Sınıflandırma
Tür kategorisi: Karınca
Bilimsel adı: Solenopsis invicta
Familya: Formicidae
Tanım
Kırmızı Ateş Karıncası (RIFA) bakırımsı kahverengi bir kafaya ve daha koyu, kırmızımsı kahverengi bir vücuda sahiptir. Ortalama bir işçi karınca 2-6 mm uzunluğa erişebilir. Güçlü alt çenelerinde 4-5 diş bulunur. 2 parçalı pediselleri ayırt edici özelliğe sahiptir. Vücudunda sayısız dik tüy bulunur.
Güney Amerika kökenli kırmızı ateş karıncaları çevre açısından tehdit oluşturmaktadır.
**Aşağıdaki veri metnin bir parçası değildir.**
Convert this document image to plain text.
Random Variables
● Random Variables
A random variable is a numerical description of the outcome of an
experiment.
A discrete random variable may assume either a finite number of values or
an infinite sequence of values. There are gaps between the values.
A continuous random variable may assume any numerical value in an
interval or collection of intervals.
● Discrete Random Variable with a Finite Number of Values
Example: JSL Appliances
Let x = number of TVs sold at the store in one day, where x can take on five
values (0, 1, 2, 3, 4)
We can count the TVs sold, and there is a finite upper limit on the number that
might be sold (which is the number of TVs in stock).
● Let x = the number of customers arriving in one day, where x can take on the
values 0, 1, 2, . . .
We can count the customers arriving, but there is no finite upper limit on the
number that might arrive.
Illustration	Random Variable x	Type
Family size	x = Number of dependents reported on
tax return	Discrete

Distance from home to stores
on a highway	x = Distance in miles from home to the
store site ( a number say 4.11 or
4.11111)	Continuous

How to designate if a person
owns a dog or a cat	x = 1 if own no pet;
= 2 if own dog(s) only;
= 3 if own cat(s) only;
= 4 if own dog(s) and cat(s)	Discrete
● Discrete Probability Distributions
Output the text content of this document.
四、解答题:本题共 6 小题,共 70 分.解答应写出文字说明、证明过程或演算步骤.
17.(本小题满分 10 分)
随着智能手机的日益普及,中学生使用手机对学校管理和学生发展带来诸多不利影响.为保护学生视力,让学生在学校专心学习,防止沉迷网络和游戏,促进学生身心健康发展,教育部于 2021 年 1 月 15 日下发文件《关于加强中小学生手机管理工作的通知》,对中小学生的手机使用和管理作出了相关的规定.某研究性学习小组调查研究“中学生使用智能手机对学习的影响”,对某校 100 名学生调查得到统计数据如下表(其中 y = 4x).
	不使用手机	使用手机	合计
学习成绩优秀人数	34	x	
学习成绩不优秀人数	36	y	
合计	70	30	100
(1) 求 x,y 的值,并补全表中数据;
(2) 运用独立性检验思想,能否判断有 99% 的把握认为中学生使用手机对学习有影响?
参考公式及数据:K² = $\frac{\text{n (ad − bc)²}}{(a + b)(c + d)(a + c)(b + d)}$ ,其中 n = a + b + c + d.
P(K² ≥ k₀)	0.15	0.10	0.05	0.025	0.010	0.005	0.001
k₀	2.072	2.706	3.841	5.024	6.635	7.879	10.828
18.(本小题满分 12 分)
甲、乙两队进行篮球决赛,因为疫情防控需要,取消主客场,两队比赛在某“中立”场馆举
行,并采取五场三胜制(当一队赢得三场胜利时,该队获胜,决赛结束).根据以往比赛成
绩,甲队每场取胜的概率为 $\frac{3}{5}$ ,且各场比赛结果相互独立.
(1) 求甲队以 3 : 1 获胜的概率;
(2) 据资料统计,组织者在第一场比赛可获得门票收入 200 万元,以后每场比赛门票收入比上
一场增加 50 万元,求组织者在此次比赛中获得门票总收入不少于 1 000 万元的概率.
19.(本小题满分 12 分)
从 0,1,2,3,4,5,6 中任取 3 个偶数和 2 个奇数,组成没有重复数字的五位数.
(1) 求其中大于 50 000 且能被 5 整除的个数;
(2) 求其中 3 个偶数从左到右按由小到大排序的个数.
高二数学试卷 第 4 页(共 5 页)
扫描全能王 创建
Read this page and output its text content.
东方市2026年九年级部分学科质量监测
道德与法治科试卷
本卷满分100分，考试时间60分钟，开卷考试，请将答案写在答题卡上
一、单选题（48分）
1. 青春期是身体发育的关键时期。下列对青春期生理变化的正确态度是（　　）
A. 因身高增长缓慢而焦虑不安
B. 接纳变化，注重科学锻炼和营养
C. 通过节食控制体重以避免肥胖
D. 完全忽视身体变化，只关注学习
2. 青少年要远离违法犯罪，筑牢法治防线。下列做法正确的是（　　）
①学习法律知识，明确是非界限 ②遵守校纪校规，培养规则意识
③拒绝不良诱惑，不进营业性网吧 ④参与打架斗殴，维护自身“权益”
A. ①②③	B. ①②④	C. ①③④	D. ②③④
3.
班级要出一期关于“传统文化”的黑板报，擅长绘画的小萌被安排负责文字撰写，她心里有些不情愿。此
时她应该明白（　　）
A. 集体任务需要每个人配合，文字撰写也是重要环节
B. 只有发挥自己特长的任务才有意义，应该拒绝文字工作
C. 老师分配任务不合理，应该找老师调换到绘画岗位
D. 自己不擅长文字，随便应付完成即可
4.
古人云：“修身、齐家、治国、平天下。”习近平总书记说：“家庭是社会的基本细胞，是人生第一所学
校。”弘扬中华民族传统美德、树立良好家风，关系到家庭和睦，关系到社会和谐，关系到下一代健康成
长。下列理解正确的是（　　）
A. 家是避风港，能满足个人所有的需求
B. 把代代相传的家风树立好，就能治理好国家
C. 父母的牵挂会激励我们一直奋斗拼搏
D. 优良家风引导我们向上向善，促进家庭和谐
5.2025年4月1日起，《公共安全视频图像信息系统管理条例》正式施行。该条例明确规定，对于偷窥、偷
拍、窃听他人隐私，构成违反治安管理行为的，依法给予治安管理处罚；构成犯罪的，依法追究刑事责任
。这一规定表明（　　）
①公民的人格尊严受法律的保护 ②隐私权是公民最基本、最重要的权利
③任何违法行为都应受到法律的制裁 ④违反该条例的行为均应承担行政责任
Yuvalarını genellikle yer altına yaparlar ve etrafında bir toprak yığını oluştururlar. Çayırlarda ya da çim alanlarda görülebilen toprak yığınlarının üzerinde belirgin bir açıklık bulunmaz. Kırmızı ateş karıncaları genellikle yanlışlıkla toprak yığınına basıldığı zaman keşfedilir. Böyle bir durumda karıncalar saldırıda bulunur.
Davranışlar
Kırmızı ateş karıncaları genellikle büyük koloniler oluştururlar. Küçük olmalarına karşın son derece agresiflerdir ve tüm karıncalar arasında en saldırgan türlerden biri olarak görülürler. Saldırı tehdidi karşısında kurbanlarına koordine bir şekilde saldırırlar.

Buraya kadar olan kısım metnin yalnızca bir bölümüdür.